The story of the past is told in the experimentation with matter and the disintegration technique. Precariousness, revealed in the constant signs of support and the effort to retain balance, tells of contemporary uneasiness. In the end, the objective is to create images that are at the same time strong in structure yet inconstant. Images of the world’s unfolding, in which the classical elements, whilst determining the sculpture and marking its time, are disintegrating and live – in other words – in a psychological space that vacillates between the ancient past and the present.

 

 

 

 

 

 

 

 

 

 

 

 

Fausto Rossi

Artist statement translated by Giulia Guadenzi


 

It’s always been difficult for me to rationalize the meaning of my work.  As a kid, I read “La famosa invasione degli orsi in Sicilia” written by Dino Buzzati.  The text was also illustrated by the author himself.  One of the drawings was representing little soldiers in their uniforms, with rifles and flags.  They were fighting against bears.  Struck by that image, I started to draw battles, and I have never stopped. I have been passionate about the American Civil War history since I was young.  Years ago I stumbled upon a book on this subject, written by Bruce Catton and published by Cepim in 1975.  The book contains not only beautiful full-page illustrations of war scenes but also diagrams of strategies used for the main battles.  All this was a source of inspiration for me. My drawings show troops deployed in parade and armies of enemies that engage in both organized and disorganized battles.  However, there is always an intrinsic discrepancy between the dramatic subject and the light and detached graphic language.  Soldiers fight, collide, kill one another, but the drama is always kept at a distance through a series of formal elements: the little figures move inside a flat imaginary space, wearing their antiquated uniforms and forming geometric modules, in a game that only belongs to the mind.  My works are a series of drawings with many variation that always refer to the need to both represent the conflict and assume a removed point of view.

 

 

 

 

 

 

 

 

 

 

 

 

 

 

 

 

 

 

 

Vera Rossi

Excerpt from essay by Angela Madesani


 

Vera Rossi’s images, the titles of which include Varco verde (Green Opening), Finestra (Window), A flower blossoms for its own joy, I fiori di Amira (The flowers of Amira) and Interior with blue vases, possess a common element: the presence of a window, those old iron windows, in which the glass is caged by squares.

 

We find ourselves on the threshold: we are always on the inside.

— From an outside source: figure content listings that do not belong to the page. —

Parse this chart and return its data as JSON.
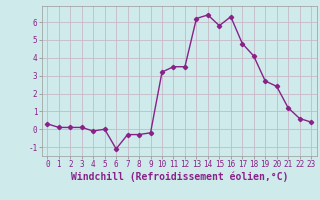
{
  "hours": [
    0,
    1,
    2,
    3,
    4,
    5,
    6,
    7,
    8,
    9,
    10,
    11,
    12,
    13,
    14,
    15,
    16,
    17,
    18,
    19,
    20,
    21,
    22,
    23
  ],
  "values": [
    0.3,
    0.1,
    0.1,
    0.1,
    -0.1,
    0.0,
    -1.1,
    -0.3,
    -0.3,
    -0.2,
    3.2,
    3.5,
    3.5,
    6.2,
    6.4,
    5.8,
    6.3,
    4.8,
    4.1,
    2.7,
    2.4,
    1.2,
    0.6,
    0.4
  ],
  "line_color": "#882288",
  "marker": "D",
  "markersize": 2.2,
  "linewidth": 1.0,
  "xlabel": "Windchill (Refroidissement éolien,°C)",
  "xlim": [
    -0.5,
    23.5
  ],
  "ylim": [
    -1.5,
    6.9
  ],
  "yticks": [
    -1,
    0,
    1,
    2,
    3,
    4,
    5,
    6
  ],
  "xticks": [
    0,
    1,
    2,
    3,
    4,
    5,
    6,
    7,
    8,
    9,
    10,
    11,
    12,
    13,
    14,
    15,
    16,
    17,
    18,
    19,
    20,
    21,
    22,
    23
  ],
  "background_color": "#ceeaea",
  "grid_color": "#b8d8d8",
  "tick_label_fontsize": 5.5,
  "xlabel_fontsize": 7.0
}
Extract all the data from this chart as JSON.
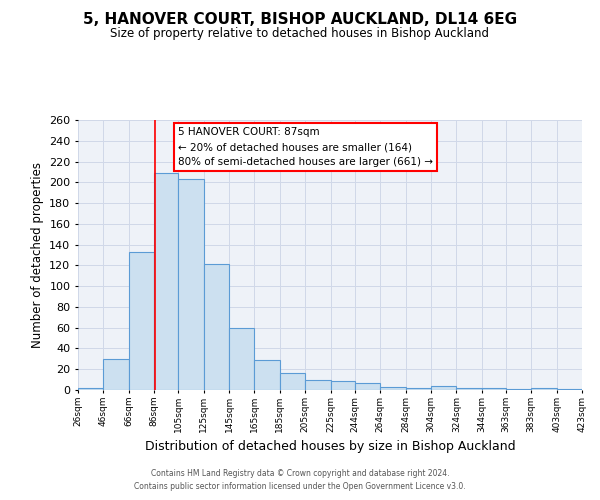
{
  "title": "5, HANOVER COURT, BISHOP AUCKLAND, DL14 6EG",
  "subtitle": "Size of property relative to detached houses in Bishop Auckland",
  "xlabel": "Distribution of detached houses by size in Bishop Auckland",
  "ylabel": "Number of detached properties",
  "bar_left_edges": [
    26,
    46,
    66,
    86,
    105,
    125,
    145,
    165,
    185,
    205,
    225,
    244,
    264,
    284,
    304,
    324,
    344,
    363,
    383,
    403
  ],
  "bar_widths": [
    20,
    20,
    20,
    19,
    20,
    20,
    20,
    20,
    20,
    20,
    19,
    20,
    20,
    20,
    20,
    20,
    19,
    20,
    20,
    20
  ],
  "bar_heights": [
    2,
    30,
    133,
    209,
    203,
    121,
    60,
    29,
    16,
    10,
    9,
    7,
    3,
    2,
    4,
    2,
    2,
    1,
    2,
    1
  ],
  "tick_labels": [
    "26sqm",
    "46sqm",
    "66sqm",
    "86sqm",
    "105sqm",
    "125sqm",
    "145sqm",
    "165sqm",
    "185sqm",
    "205sqm",
    "225sqm",
    "244sqm",
    "264sqm",
    "284sqm",
    "304sqm",
    "324sqm",
    "344sqm",
    "363sqm",
    "383sqm",
    "403sqm",
    "423sqm"
  ],
  "bar_face_color": "#cce0f0",
  "bar_edge_color": "#5b9bd5",
  "red_line_x": 87,
  "ylim": [
    0,
    260
  ],
  "yticks": [
    0,
    20,
    40,
    60,
    80,
    100,
    120,
    140,
    160,
    180,
    200,
    220,
    240,
    260
  ],
  "annotation_title": "5 HANOVER COURT: 87sqm",
  "annotation_line1": "← 20% of detached houses are smaller (164)",
  "annotation_line2": "80% of semi-detached houses are larger (661) →",
  "grid_color": "#d0d8e8",
  "background_color": "#eef2f8",
  "footer1": "Contains HM Land Registry data © Crown copyright and database right 2024.",
  "footer2": "Contains public sector information licensed under the Open Government Licence v3.0."
}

Beyond are shapes that we are not always able to decipher. The panes are the panes that were in use a hundred years ago. Parts of them are dense and blurred, other parts are clearer. It is a game of grades of transparency, of real presences balanced by implied absences.

 

The images are Vera Rossi’s personal memories.  In Vera’s photos, like silent extras, objects appear as a  record of the passing of time.  For Vera Rossi, it is an exercise in the art of seeing, which induces us to imagine the beyond.  What fascinates her is the unknown. It is like a timeless rite in an atmosphere in which everything seems suspended.